Expansion in multiple stages
Our expansion became more significant six years ago. We are now ramping up, with two new countries a year, and are established in 19 countries. Last year we moved into the US and Germany and opened a new subsidiary in India. And we are planning to expand further in 2021.
The bulk of our growth comes through our customers in countries where we are already established. Stage two sees us growing with the same customers in new countries. Stage three will see us working with new customers and sectors in new countries.
Opening offices in established markets is testament that the outlook for our industrial radio control systems is strong. We are then growing with the same customers and expanding into entirely new countries, such as Brazil, Russia and, just recently, India.
Our establishment of new subsidiaries can be described in two phases. Our first intermediate goal is to break even and then to pay ‘dividends’ to our parent company. The most recent new subsidiary to break even is in Brazil, which achieved this in the fourth quarter of 2020. The next phase of new subsidiaries can be seen in our Poland-based business. After three years, the parent company will receive the first dividend payment from its investment.
Bure becomes new principal owner
In the first quarter of 2021 investment company Bure became the principal owner of Allgon. Bure’s plan is to develop the company further within its own Group, and it is therefore delisting Allgon from the stock exchange. Henceforth Allgon’s performance can be tracked as part of the Bure Group. I would therefore like to take the opportunity to thank all the shareholders who have patiently owned Allgon shares as over the years we have acquired, streamlined and gradually built a new, stronger Allgon.

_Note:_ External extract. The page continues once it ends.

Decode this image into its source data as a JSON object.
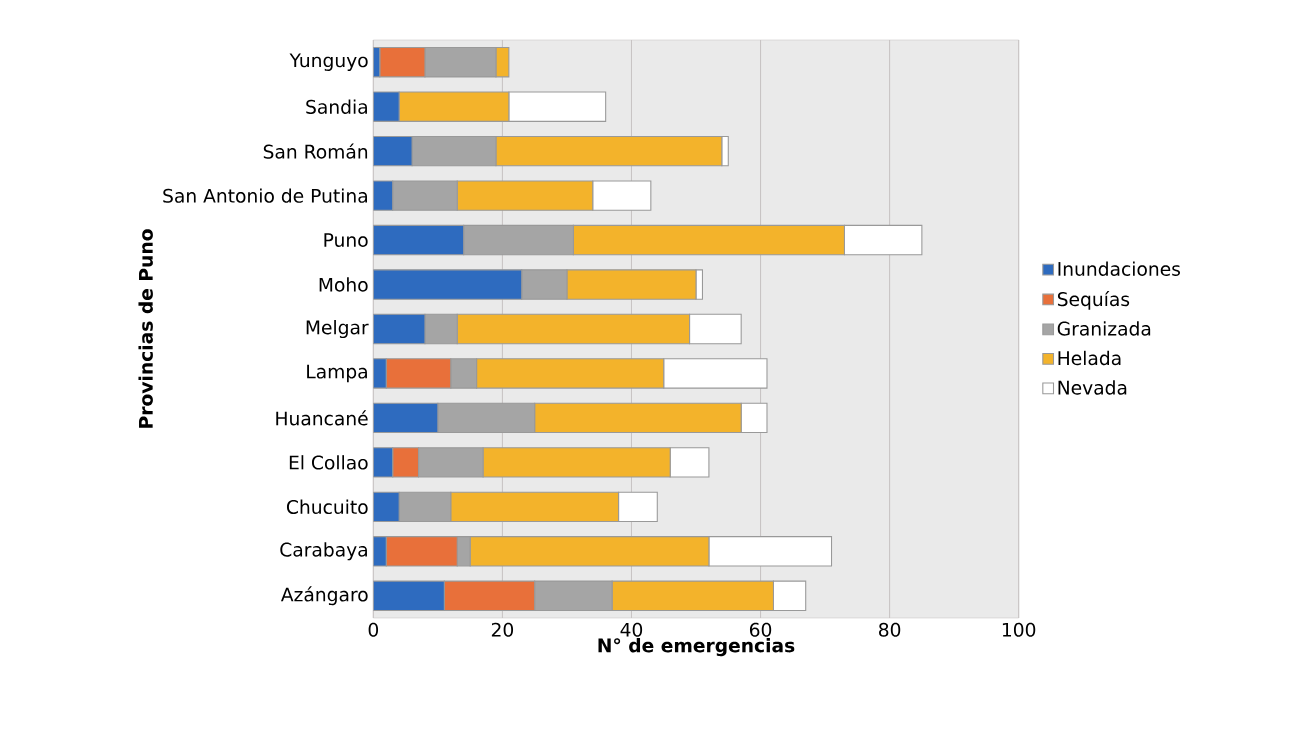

Finally, both our customers and Allgon have demonstrated considerable strength at various stages of the past year. I am extremely grateful for the efforts of our employees, who adapted and created new ways for us to serve our customers. Our products and services are being used more and more widely in industry. We have helped ensure industrial capacity and developed new products, services and servicing for an increasingly digital world. And we have expanded in both mature and new markets. In other words, we are well prepared for society to reopen and for the global economy to resume its progress.